The text exists in several recensions, commonly divided into Pūrvakhaṇḍa and Uttarakhaṇḍa, with shifting boundaries and chapter counts. Scholarly consensus treats it as a stratified compilation, with early Vaishnava kernels augmented by medieval ritual and didactic materials. Printed editions (e.g., Gita Press) standardize one recension; translations vary in scope, especially for funerary sections.
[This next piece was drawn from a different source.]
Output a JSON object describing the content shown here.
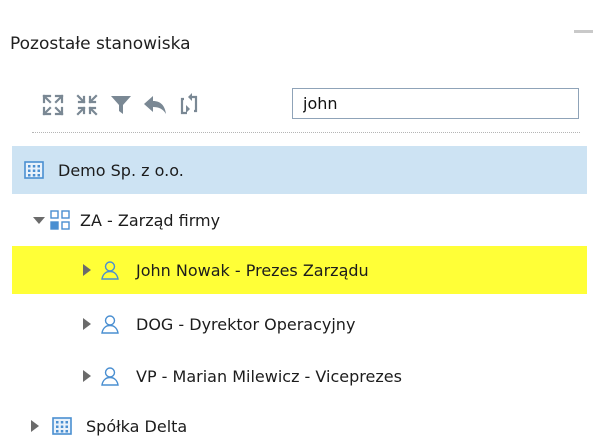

Modern studies emphasize its reception in mortuary practice and the fluidity typical of Purāṇic transmission.

Date Notes

Layered composition; core Vaishnava material likely early, with substantial later accretions and ritual sections redacted across medieval centuries.

Major Characters

  • Vishnu
  • Garuda
  • Yama
  • Lakshmi

Myths

  • Cosmology and the Realms of Yama
  • The Journey of the Soul after Death
  • Vows and Rites for the Ancestors
  • Garuda’s Devotion to Viṣṇu

Facts

  • A Vaishnava Purana framed as revelation from Vishnu to Garuda.
  • Renowned for its Pretakhanda on funerary rites and afterlife eschatology.
  • Textual strata indicate prolonged accretion across early to late medieval periods.
  • Influenced practical rites such as śrāddha, antyeṣṭi, and annual ancestor offerings.
  • Contains myth catalogues, dharma guidance, pilgrimage lists, omens, and gem lore.
  • Multiple recensions circulate; printed editions standardize divergent chapterings.
  • Associates moral causality with postmortem destinations and rebirth.
  • Integrates devotion to Vishnu with household and royal duties.
  • Widely read at death rites in some regions to guide the departed soul.
  • Reflects the Purāṇic genre’s fluid, encyclopedic compilation model.